A new report from the World Bank urges greater access for Palestinians in the Occupied Territories to land in Area C. More than half the land in the West Bank, much of it agricultural and resource rich, is inaccessible to Palestinians. The first comprehensive study of the potential impact of this "restricted land," released by the World Bank on Oct. 8, sets the current loss to the Palestinian economy because of these restrictions at about $3.4 billion.
With growth of approximately 6 percent annually needed to absorb new entrants to the labor market, let alone making a dent in the soaring rate of youth unemployment, urgent attention is needed to find ways to grow the West Bank economy and create jobs, according to the World Bank. A vital economy is essential for citizen well-being, social stability and building confidence to underpin the challenging political negotiations, however, the Palestinian economy, which currently relies on donor financed consumption and suffers from ongoing stagnation of the private sector, is unsustainable, World Bank analysts argue. The report estimates that if businesses and farms were permitted to develop in Area C, this would add as much as 35 percent to the Palestinian GDP.

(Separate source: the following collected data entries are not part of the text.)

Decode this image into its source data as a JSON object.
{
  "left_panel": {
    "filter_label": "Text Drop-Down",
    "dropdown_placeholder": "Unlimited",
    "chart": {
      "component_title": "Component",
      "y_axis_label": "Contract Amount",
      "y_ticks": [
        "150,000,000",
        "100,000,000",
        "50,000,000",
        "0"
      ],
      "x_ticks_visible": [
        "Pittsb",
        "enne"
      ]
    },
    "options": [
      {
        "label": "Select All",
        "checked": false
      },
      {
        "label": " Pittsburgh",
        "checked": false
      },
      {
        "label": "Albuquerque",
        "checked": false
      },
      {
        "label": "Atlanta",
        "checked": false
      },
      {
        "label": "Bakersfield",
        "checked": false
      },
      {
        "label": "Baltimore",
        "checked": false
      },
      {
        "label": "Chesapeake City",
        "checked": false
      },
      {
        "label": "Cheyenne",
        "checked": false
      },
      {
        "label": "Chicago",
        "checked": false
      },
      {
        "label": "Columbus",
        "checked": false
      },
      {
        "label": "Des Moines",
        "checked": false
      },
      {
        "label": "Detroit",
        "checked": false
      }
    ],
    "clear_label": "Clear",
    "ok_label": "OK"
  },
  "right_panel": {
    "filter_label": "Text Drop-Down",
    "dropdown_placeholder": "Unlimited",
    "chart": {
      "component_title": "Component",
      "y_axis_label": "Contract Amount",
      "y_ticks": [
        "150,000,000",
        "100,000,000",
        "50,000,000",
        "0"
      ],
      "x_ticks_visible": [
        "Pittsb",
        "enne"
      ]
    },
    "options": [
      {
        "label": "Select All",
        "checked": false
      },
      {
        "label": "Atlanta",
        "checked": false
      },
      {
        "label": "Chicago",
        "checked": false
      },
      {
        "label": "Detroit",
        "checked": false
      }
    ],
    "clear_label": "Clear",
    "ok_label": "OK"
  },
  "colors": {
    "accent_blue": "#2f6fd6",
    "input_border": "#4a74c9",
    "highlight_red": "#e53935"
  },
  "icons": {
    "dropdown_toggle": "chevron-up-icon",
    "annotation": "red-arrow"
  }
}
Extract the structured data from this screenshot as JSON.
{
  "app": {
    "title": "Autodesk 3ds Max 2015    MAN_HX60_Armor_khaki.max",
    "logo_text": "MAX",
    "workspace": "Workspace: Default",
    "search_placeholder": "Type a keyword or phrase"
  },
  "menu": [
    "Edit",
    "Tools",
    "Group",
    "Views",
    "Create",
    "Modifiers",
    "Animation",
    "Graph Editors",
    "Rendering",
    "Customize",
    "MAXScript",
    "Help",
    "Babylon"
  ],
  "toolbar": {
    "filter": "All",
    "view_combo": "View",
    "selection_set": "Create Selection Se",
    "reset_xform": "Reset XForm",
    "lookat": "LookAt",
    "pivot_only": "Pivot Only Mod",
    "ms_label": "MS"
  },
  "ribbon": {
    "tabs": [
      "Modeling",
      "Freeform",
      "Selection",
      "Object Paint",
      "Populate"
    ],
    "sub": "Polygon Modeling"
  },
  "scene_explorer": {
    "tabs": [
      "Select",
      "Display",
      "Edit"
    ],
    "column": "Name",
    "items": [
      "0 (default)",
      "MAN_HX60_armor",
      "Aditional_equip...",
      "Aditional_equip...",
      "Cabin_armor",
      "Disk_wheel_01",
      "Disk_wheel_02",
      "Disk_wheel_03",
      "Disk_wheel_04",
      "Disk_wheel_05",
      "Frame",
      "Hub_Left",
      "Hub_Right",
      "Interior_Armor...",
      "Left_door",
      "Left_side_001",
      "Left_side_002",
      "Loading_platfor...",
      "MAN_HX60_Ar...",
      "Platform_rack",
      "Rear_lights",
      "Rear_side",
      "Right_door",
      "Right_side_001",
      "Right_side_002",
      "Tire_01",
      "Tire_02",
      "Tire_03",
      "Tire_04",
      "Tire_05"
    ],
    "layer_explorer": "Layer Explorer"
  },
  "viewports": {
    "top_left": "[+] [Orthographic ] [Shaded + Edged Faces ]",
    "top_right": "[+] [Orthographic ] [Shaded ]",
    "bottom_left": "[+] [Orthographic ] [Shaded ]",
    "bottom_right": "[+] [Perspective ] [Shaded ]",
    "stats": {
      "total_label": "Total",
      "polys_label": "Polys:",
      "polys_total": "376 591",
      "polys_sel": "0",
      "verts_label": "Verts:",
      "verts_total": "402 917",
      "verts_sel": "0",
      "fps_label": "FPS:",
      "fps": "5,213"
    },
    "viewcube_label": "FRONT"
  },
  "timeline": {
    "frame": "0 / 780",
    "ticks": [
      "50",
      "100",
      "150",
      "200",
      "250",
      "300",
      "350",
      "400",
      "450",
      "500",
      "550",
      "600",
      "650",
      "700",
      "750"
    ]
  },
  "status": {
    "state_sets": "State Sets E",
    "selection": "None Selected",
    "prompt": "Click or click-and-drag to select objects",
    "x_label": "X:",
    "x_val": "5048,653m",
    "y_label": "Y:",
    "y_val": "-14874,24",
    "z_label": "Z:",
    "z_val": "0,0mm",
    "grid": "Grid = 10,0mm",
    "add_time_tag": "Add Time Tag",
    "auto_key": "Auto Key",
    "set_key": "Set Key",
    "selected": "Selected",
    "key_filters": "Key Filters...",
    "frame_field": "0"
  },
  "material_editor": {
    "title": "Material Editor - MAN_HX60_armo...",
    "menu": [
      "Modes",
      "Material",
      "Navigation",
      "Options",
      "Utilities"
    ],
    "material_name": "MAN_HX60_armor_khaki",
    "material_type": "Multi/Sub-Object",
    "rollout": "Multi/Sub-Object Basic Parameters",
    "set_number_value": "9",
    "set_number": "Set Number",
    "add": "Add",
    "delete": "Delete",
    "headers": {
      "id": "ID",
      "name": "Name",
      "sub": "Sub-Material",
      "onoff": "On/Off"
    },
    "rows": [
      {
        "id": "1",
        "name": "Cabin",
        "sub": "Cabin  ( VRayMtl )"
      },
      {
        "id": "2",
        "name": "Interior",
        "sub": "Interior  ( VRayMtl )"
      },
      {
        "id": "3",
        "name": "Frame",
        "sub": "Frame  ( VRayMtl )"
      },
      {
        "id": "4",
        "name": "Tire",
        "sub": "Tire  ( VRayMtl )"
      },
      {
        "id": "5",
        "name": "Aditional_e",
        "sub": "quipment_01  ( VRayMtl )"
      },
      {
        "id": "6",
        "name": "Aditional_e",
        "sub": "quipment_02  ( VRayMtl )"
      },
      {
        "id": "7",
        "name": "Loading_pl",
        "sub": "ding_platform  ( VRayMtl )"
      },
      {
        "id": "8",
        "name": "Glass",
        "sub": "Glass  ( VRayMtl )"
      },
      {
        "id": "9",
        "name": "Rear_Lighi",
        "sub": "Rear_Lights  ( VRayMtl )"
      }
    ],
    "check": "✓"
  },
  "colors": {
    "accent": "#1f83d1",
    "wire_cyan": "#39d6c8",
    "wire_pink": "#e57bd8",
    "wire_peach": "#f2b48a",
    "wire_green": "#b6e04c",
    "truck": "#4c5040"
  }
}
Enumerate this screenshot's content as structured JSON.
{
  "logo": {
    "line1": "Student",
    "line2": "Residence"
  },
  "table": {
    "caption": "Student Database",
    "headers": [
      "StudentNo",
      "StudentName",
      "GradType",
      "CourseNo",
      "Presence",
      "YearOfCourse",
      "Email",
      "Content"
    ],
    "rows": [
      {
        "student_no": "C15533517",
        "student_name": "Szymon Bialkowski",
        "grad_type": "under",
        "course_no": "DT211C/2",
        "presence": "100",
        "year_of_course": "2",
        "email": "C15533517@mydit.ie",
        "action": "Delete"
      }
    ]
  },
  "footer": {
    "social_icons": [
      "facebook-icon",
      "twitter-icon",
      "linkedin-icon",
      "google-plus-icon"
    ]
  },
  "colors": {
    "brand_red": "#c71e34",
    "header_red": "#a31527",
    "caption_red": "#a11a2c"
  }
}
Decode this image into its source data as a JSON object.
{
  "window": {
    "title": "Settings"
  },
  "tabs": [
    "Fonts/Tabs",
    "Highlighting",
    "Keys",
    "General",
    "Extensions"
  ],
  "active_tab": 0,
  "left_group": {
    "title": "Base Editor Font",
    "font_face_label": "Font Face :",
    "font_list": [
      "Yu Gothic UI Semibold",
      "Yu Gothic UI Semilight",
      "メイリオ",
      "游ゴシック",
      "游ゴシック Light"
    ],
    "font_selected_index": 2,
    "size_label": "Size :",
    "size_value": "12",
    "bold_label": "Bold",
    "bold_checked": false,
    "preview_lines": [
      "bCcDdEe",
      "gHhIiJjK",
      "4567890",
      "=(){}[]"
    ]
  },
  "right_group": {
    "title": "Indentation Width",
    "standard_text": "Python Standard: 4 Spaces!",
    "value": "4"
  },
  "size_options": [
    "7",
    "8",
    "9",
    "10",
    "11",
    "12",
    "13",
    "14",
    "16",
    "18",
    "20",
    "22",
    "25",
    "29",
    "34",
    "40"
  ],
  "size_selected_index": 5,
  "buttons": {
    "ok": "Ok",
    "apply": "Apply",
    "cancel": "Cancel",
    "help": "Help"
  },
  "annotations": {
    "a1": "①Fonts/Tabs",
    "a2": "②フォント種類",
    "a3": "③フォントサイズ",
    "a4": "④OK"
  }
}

"Area C is particularly important because it is either off limits for Palestinian economic activity, or only accessible with considerable difficulty and often at prohibitive cost. Since Area C is where the majority of the West Bank's natural resources lie, the impact of these restrictions on the Palestinian economy has been considerable," World Bank researchers wrote. "Thus, the key to Palestinian prosperity continues to lie in the removal of these restrictions with due regard for Israel's security."
The volume of increased economic activity because of access to Area C would greatly improve the PA’s fiscal position, according to the report. The World Bank estimates PA government revenues would increase by $800 million, which would cut the fiscal deficit by half, hence reduce the need for donor support, and reduce unemployment and poverty rates.
“Access to Area C will go a long way to solving Palestinian economic problems,” said Mariam Sherman, outgoing Country Director for the West Bank and Gaza. “The alternative is bleak. Without the ability to utilize the potential of Area C, the economic space will remain fragmented and stunted. Lifting multiple restrictions could transform the economy and substantially improve prospects for sustained growth.”
Area C constitutes 61 percent of the West Bank and is the only contiguous land connecting 227 smaller separate and heavily residential areas. The 1993 Oslo Peace Accords stipulated that Area C be gradually transferred to the Palestinian Authority (PA) by 1998. This transfer has never taken place.
"The densely populated urban areas of the West Bank usually command the most attention," said Sherman. "But unleashing the potential from that ‘restricted land’—access to which is currently constrained by layers of restrictions—and allowing Palestinians to put these resources to work, would provide whole new areas of economic activity and set the economy on the path to sustainable growth."
Freeing economic activity in Area C would have a particularly high impact on the development of businesses in agriculture and Dead Sea minerals exploitation, stone mining and quarrying, construction, tourism, and telecommunications, according to the report. Other sectors would be able to benefit from improvements in the quality and cost of infrastructure and increased demand for goods and services.